Nu het medisch onderzoek juist en zorgvuldig is geacht, en er geen twijfel is aan de geschiktheid van appellante voor de genoemde functie, wordt het verzoek van appellante om een onafhankelijke medische deskundige te benoemen, afgewezen.
4.4.
Dat het besluit van 9 februari 2015 is herroepen heeft geen consequenties voor de rechtmatigheid van het besluit van 30 april 2015, omdat het Uwv met betrekking tot een later tijdstip zelfstandig een nieuwe beoordeling kan maken. Hieruit volgt dat de in 4.2.3 opgeworpen vraag bevestigend moet worden beantwoord.

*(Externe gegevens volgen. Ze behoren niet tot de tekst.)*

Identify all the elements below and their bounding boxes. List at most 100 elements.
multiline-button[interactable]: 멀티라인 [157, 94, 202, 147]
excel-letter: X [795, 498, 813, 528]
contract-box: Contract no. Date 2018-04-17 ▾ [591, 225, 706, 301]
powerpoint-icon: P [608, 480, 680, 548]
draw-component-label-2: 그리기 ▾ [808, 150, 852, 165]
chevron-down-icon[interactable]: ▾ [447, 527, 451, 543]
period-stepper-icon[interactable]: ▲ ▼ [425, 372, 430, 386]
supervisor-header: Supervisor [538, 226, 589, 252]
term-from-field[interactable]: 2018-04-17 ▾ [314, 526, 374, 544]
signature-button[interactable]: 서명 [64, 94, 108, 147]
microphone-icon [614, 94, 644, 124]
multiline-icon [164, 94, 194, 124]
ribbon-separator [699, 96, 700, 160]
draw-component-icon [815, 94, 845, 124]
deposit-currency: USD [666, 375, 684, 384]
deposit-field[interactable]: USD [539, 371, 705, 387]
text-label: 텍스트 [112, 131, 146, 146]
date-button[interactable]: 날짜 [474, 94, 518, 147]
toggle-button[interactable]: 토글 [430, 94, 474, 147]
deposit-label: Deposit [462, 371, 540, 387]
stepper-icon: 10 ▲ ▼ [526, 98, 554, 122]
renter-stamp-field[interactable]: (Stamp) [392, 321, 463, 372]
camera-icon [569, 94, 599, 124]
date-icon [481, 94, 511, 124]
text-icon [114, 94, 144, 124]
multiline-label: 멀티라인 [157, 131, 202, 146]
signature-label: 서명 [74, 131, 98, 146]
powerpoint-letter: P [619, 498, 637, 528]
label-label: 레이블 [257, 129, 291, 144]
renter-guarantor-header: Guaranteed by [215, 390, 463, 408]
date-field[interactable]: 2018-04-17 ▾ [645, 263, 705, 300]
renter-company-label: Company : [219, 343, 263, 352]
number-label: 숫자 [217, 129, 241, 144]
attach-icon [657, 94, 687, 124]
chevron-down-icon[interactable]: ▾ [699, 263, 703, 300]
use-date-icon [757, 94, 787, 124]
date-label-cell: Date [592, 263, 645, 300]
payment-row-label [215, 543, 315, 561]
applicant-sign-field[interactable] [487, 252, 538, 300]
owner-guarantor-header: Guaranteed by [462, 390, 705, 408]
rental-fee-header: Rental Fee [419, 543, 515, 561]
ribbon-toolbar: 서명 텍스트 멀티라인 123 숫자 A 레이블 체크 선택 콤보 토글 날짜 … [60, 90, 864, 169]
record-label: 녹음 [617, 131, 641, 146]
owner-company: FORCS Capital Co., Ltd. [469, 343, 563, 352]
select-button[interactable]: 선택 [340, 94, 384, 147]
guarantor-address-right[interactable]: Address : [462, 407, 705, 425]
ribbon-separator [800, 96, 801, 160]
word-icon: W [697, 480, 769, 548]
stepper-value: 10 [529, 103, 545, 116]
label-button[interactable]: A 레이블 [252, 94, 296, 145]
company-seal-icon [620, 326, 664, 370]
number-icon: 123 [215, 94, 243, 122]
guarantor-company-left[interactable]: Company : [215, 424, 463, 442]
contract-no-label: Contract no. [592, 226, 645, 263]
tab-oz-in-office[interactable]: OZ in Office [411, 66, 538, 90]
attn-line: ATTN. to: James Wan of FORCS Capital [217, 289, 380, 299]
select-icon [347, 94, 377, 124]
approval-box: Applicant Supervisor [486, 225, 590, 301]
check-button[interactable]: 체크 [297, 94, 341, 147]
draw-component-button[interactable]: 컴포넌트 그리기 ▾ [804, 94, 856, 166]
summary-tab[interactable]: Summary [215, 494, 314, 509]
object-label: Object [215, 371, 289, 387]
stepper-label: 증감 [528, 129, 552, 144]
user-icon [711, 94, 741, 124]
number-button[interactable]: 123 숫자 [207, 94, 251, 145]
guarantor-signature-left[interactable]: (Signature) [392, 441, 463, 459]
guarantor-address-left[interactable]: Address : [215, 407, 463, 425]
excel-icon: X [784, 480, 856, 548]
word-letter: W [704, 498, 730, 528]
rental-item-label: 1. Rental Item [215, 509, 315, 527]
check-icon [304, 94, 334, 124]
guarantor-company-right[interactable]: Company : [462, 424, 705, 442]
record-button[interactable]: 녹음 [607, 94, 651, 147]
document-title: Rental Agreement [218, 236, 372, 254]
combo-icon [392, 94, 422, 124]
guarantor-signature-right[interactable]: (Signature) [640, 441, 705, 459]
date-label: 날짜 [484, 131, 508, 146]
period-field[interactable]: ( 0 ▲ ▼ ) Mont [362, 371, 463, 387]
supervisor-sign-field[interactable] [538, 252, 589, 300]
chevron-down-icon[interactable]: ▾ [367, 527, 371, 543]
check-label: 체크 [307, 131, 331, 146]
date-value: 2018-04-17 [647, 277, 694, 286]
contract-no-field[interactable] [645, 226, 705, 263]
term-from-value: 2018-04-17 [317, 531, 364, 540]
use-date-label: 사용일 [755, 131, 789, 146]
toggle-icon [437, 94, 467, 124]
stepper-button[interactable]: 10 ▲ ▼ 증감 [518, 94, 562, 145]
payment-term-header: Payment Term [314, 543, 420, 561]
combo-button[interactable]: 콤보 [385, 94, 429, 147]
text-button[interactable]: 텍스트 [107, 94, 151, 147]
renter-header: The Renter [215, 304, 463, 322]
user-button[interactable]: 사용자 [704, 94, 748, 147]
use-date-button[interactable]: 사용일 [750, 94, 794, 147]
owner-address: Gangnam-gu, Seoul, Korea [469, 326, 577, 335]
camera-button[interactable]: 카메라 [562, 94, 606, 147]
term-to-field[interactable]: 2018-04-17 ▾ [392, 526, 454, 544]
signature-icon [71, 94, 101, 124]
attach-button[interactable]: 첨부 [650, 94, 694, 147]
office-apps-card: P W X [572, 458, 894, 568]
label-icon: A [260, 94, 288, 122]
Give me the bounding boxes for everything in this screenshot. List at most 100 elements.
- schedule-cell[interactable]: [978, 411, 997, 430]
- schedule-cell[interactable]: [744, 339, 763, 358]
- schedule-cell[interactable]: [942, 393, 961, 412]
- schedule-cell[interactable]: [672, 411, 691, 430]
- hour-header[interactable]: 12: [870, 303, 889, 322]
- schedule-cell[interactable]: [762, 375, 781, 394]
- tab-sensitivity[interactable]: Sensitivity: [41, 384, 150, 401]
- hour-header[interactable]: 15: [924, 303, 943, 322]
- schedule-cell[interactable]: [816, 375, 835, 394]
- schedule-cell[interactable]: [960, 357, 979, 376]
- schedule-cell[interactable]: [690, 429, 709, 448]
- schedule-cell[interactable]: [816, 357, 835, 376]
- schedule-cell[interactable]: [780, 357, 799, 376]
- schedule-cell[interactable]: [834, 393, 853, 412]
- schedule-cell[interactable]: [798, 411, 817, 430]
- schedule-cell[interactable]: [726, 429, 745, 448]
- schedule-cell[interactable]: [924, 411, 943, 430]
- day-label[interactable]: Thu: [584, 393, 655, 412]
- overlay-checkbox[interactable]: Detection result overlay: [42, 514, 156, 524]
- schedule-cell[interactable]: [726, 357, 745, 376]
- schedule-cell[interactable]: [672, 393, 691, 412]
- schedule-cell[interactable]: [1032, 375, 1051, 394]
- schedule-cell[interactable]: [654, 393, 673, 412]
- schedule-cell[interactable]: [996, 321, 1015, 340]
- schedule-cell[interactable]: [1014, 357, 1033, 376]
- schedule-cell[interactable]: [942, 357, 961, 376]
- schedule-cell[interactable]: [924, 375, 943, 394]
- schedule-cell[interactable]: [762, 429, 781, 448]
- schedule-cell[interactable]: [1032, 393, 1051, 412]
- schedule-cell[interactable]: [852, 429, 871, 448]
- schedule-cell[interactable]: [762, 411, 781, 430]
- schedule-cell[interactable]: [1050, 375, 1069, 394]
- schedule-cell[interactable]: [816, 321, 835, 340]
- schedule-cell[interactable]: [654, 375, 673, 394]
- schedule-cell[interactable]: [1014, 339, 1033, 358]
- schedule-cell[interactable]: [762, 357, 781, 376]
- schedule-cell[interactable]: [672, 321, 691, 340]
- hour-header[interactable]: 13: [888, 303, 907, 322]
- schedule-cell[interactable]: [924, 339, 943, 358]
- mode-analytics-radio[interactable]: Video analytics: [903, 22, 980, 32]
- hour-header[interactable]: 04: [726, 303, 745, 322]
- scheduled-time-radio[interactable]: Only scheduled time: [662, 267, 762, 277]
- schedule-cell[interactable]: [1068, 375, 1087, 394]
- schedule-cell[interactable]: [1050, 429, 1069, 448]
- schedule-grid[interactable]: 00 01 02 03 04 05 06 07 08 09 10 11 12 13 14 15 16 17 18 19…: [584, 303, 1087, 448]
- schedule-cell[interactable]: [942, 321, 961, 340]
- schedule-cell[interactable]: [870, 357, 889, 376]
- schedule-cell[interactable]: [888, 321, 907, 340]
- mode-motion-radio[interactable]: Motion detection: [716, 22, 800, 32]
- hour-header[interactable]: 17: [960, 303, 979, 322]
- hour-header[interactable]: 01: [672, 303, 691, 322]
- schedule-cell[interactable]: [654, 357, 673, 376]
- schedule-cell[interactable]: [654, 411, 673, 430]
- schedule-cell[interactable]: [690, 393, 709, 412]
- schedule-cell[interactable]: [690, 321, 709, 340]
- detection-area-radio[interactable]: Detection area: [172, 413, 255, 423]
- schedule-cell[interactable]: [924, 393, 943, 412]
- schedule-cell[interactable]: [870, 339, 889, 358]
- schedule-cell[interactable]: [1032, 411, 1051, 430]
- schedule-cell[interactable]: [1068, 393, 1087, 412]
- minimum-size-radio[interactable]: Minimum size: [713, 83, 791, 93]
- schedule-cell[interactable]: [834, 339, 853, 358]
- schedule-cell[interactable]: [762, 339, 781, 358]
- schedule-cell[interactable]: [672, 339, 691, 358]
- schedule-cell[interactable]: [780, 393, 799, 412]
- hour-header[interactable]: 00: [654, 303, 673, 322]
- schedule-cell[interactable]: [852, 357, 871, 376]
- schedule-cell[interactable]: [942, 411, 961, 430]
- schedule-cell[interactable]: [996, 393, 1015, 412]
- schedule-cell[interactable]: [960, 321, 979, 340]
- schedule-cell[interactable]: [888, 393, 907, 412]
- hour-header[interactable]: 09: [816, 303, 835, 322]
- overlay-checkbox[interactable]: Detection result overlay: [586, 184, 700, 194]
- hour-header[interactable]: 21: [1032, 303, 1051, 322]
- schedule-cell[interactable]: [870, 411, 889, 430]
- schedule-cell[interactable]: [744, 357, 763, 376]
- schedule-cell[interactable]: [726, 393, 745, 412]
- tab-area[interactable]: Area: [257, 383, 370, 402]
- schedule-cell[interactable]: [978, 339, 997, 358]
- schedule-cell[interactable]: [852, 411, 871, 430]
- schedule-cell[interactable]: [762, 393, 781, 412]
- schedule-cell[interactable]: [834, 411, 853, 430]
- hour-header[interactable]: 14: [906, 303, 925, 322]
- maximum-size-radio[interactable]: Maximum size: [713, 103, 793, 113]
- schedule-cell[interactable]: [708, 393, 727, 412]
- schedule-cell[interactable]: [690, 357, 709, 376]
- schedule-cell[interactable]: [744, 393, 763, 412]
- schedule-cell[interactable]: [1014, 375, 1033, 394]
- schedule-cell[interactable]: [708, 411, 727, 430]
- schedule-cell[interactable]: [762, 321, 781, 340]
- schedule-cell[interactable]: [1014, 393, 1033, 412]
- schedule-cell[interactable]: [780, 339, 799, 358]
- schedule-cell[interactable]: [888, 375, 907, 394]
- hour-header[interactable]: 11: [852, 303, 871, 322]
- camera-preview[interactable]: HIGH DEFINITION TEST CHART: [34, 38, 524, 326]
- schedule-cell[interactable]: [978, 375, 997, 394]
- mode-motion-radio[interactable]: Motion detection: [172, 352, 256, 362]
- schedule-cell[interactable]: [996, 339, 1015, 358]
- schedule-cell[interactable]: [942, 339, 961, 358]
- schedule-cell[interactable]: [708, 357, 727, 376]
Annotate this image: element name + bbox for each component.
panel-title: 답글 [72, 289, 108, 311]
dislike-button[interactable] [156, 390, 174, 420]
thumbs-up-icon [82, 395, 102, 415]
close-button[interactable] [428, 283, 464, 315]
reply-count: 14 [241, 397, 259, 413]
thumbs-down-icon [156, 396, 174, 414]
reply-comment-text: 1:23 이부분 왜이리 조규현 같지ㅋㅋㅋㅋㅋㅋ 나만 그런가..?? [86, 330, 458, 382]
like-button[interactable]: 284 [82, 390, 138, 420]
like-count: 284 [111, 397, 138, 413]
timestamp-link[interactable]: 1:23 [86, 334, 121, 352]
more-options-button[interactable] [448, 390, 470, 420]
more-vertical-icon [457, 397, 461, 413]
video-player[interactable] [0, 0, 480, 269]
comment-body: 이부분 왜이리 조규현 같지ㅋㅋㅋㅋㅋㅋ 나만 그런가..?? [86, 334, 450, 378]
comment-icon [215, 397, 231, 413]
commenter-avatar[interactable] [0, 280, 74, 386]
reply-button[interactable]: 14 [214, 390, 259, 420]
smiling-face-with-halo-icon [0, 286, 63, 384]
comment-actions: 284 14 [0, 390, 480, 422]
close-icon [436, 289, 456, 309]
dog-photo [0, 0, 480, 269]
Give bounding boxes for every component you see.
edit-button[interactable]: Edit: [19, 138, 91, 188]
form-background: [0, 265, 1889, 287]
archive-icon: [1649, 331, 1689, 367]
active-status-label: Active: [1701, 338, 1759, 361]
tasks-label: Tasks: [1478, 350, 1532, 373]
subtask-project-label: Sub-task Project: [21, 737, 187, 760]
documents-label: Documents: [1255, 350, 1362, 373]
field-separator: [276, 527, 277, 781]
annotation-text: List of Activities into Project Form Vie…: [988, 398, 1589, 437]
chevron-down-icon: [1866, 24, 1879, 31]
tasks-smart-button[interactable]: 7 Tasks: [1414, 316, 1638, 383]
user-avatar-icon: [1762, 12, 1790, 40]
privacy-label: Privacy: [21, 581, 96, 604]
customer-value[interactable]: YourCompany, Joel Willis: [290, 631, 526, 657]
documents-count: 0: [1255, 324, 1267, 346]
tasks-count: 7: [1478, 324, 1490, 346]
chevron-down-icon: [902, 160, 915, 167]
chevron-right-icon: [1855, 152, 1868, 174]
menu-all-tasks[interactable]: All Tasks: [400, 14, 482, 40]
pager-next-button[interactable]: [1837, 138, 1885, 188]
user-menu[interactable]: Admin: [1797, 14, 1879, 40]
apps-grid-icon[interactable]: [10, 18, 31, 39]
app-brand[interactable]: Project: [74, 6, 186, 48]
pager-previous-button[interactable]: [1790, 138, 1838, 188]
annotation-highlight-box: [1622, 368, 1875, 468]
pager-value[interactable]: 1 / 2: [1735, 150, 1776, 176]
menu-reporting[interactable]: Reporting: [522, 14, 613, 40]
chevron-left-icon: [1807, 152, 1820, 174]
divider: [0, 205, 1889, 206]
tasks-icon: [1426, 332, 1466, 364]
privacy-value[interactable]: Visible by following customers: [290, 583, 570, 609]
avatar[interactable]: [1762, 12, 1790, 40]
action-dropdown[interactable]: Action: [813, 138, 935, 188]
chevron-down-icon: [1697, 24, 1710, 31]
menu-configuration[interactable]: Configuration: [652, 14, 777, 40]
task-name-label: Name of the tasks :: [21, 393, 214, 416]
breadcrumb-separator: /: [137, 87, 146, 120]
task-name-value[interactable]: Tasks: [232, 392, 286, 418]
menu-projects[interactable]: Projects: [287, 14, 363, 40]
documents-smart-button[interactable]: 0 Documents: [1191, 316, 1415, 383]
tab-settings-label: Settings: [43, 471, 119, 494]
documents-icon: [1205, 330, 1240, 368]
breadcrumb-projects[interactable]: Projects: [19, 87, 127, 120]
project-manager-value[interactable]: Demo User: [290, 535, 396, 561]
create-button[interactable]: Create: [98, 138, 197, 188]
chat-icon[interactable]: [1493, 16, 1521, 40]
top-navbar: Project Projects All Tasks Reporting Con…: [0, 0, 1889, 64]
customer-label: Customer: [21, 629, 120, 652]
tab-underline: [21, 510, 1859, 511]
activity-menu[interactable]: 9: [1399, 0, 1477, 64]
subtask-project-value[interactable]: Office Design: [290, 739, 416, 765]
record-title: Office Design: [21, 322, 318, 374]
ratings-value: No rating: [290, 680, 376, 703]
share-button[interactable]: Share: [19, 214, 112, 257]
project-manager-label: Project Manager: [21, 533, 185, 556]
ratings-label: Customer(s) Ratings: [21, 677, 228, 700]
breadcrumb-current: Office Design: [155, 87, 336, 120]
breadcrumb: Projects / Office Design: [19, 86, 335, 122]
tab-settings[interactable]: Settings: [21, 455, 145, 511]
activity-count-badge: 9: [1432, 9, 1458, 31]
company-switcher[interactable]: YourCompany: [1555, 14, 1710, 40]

5. De overwegingen in 4.2 tot en met 4.4 leiden tot de conclusie dat het hoger beroep niet slaagt en dat de aangevallen uitspraak, voor zover aangevochten, moet worden bevestigd.
6. Voor een veroordeling in de proceskosten bestaat geen aanleiding.

BESLISSING

De Centrale Raad van Beroep bevestigt de aangevallen uitspraak voor zover aangevochten.
Deze uitspraak is gedaan door A.T. de Kwaasteniet, in tegenwoordigheid van S.L. Alves als griffier. De beslissing is uitgesproken in het openbaar op 8 november 2017.